Akklimatisieren im Eindrucksüberfluss

Der Titel klingt nach einem mittelmäßigen Arthouse-Film, passt aber ganz gut zu meinen ersten 30 Minuten auf der Messe. Es ist tatsächlich sehr ungewohnt auf einmal die Winzer, Händler und Blogger im echten Leben zu sehen, die man sonst nur über YouTube, Podcasts oder online Artikel kennt. Während ich mein Glas Begrüßungscremant von Arnaud Lambert genieße, sehe ich Christoph Raffelt (der absolute OG-Weinblogger von originalverkorkt) am anderen Ende des Raums wie er professionell und völlig entspannt mit den Winzern ins Gespräch kommt und routiniert alles probiert. Ich habe einen Pressezugang bekommen und darf daher eine Stunde vor offizieller Eröffnung schon rein. Das ist tatsächlich echt viel wert, denn so muss man weder die Ellbogen ausfahren noch lange vor einem Stand warten, um die Weine zu probieren und ein bisschen darüber ins Gespräch zu kommen.

Weine einordnen

Ich hatte mich schon länger gefragt wie professionelle Verkoster diese vielen Weine alle fair und akkurat in so einer kurzen Zeit besprechen und bewerten können. Jetzt weiß ich – tun sie nicht. Wer sich einbildet nach einem Probeschluck einen Wein verstanden zu haben, der kann zwar gerne mit mir Wein trinken, aber mein Einkaufsratgeber wird er nicht mehr. Man muss bei so vielen Weinen – insbesondere so vielen verschiedenen Weinen aus der ganzen Welt – darauf hoffen, dass dich eine herausragende Eigenschaft des Weins anspricht. Einen groben Eindruck bekommt man auch mit einem Probeschluck, wer aber auf einer Messe mit Punkten um sich wirft, sollte das vielleicht nochmal überdenken.

Deswegen erwähne ich hier auch nur die Weine, die etwas ganz bestimmtes bei mir getriggert haben, die eine besonders schöne Geschichte transportieren oder die einfach wirklich extrem gut waren. Spoiler alert: Bei einem solchen Sortiment waren wirklich einige dabei …

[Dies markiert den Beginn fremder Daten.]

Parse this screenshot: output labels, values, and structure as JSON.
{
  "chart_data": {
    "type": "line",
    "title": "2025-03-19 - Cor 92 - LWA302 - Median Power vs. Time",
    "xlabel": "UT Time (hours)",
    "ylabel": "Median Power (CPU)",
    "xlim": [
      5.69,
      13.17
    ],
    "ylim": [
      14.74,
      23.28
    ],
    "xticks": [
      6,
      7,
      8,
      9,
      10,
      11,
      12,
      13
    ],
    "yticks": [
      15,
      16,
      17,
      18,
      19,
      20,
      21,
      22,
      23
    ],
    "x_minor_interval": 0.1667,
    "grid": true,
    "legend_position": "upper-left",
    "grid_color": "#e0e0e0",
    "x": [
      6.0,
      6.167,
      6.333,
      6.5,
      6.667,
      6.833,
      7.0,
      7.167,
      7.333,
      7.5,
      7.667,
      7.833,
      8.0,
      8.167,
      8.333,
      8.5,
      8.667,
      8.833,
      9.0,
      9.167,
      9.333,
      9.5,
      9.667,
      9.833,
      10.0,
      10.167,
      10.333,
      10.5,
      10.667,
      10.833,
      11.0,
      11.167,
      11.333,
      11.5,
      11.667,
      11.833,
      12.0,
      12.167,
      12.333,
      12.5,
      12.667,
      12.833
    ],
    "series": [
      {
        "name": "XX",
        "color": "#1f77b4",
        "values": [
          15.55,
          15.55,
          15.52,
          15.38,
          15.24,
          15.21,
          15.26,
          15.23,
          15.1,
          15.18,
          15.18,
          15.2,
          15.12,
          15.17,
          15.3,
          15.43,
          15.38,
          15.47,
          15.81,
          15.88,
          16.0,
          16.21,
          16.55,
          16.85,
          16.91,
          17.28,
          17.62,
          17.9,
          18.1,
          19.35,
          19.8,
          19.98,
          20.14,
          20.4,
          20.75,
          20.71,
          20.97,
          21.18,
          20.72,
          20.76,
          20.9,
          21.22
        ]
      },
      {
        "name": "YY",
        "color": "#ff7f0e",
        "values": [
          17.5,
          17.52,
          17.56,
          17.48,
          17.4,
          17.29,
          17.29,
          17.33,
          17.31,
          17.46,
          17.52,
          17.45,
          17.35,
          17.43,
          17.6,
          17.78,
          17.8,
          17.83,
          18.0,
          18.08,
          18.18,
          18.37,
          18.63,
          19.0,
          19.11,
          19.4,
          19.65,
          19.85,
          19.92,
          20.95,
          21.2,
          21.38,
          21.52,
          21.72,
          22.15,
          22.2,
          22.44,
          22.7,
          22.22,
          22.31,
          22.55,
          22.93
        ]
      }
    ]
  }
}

Die Preiskennzeichnung für die Weine findet ihr wie immer hier.

Meine persönlichen Highlights

Agricola Molino – Piemont, Italien

Fangen wir mal mit Weinen aus meinem eigenen Beuteschema an. Barbaresco – Ausario 2020 von Molino ist zwar noch ein Baby, aber die Anlagen für eine grandiose Zukunft bringt er absolut mit. Marco Molino sagt über den Jahrgang 2020 im Piemont sinngemäß: „Selbst der größte Depp konnte 2020 guten Wein machen“. Das wird er im Zweifelsfall sicher besser wissen als ich, aber dieser Einzellagen-Barbaresco ist eine wirkliche Ansage. Weit weg von der Trinkreife, aber groß. (€€€) Sein Chardonnay – Sofia 2021 ist für mich eine Horizonterweiterung, denn er flirtet wirklich kein bisschen mit dem Burgund. Das ist warm, kräftig in der Frucht und verzichtet eigentlich gänzlich auf die Holztanninnummer. Das liegt daran, dass er in gebrauchten und ausgedampften, nicht ausgebrannten, Barriques ausgebaut wird. Spannend aber ich bin, glaub‘ ich doch mehr der Burgundertyp. (€€)

Crystallum – Hemel-en-Aarde-Ridge, Südafrika

Südafrika hat es mir einfach häufig angetan. Ganz zu Beginn des Jahres habe ich ja schon mal die Chardonnays von Peter Alan Finlayson besungen. Umso gespannter war ich mal die gesamte Kollektion verkosten zu können. Der 2022er Clay Shales ist jahrgangsbedingt etwas reifer und nicht ganz so schlank wie der 21er aus dem Blog, aber trotzdem soo viel schöner, als alles was ich in der gleichen Preisklasse bisher aus dem Burgund getrunken habe. Der Ferrum 2022 ist dagegen der deutlich wildere und ungestümere Typ und prägt einen eigenen Stil – extrem spannend.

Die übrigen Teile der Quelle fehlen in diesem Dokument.